映画『The Furious』は、怒りと復讐に突き動かされた男たちを描くハードボイルド・アクション。娘を犯罪組織に誘拐されながらも腐敗した警察から支援を得られなかったシェ・ミャオ演じるワン・ウェイは、自らの手で娘を救うべく暴走を始める。一方、ジョー・タスリムが演じる、妻の失踪を追う執念深いジャーナリスト、ナヴィンもまた真実を追い続けていた。復讐心によって結びついた二人は、誘拐組織との壮絶な戦いへと身を投じていく。
監督は、『るろうに剣心』シリーズや『十二人の死にたい子どもたち』などでアクション監督としても高く評価される谷垣健治。ライオンズゲートが贈る本作は、Edko FilmsとZhejiang Hengdian Filmによる共同制作作品となる。

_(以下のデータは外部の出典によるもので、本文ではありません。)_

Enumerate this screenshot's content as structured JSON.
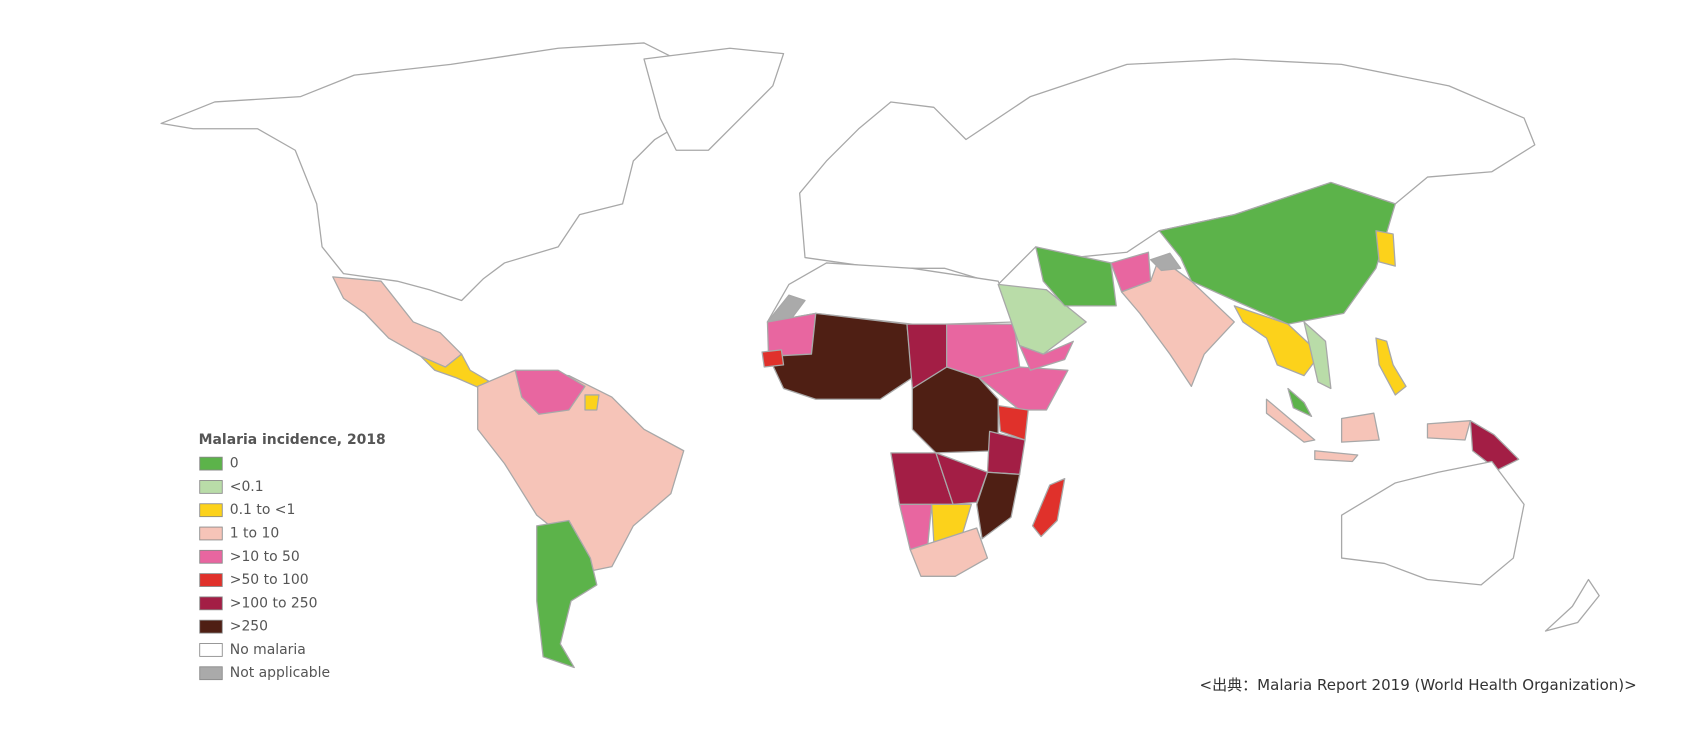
{
  "legend": {
    "title": "Malaria incidence, 2018",
    "items": [
      {
        "label": "0",
        "color": "#5cb34a"
      },
      {
        "label": "<0.1",
        "color": "#b9dca8"
      },
      {
        "label": "0.1 to <1",
        "color": "#fcd21b"
      },
      {
        "label": "1 to 10",
        "color": "#f6c4b8"
      },
      {
        "label": ">10 to 50",
        "color": "#e866a0"
      },
      {
        "label": ">50 to 100",
        "color": "#e0312b"
      },
      {
        "label": ">100 to 250",
        "color": "#a31e45"
      },
      {
        "label": ">250",
        "color": "#4f1f14"
      },
      {
        "label": "No malaria",
        "color": "#ffffff"
      },
      {
        "label": "Not applicable",
        "color": "#aaaaaa"
      }
    ]
  },
  "source": "<出典：Malaria Report 2019 (World Health Organization)>"
}
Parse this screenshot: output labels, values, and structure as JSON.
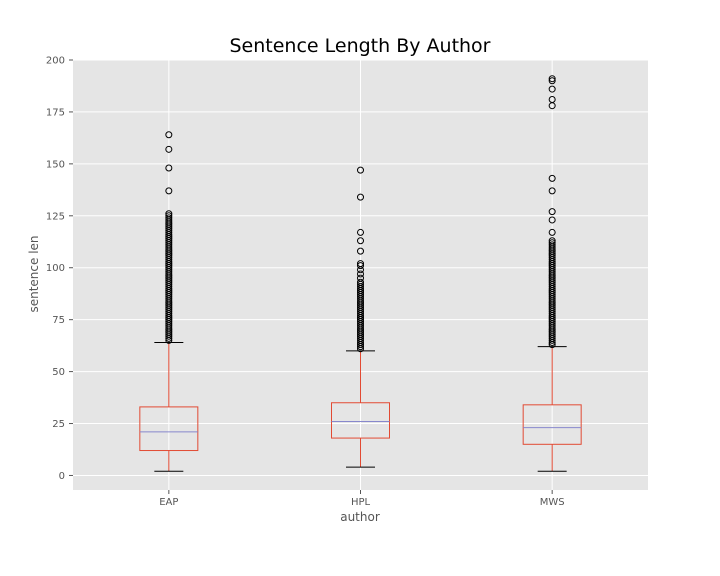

今回のキャプテン・マーフィー復活は、フライング・ロータスにとって充実した2026年の活動を象徴するトピックのひとつでもある。今年は新作『BIG MAMA EP』の発表に加え、デビュー作『1983』のリイシューも実現。さらに今夏には、ニューヨークとロサンゼルスのBlue Note Jazz Clubにてフル・バンド編成によるレジデンシー公演も予定されている。
なおデビュー・アルバム『1983』のリマスター・エディションは、6月12日 (金) に、完全生産限定の超豪華ゴールド特殊パッケージ仕様の国内盤CDでリリースされる。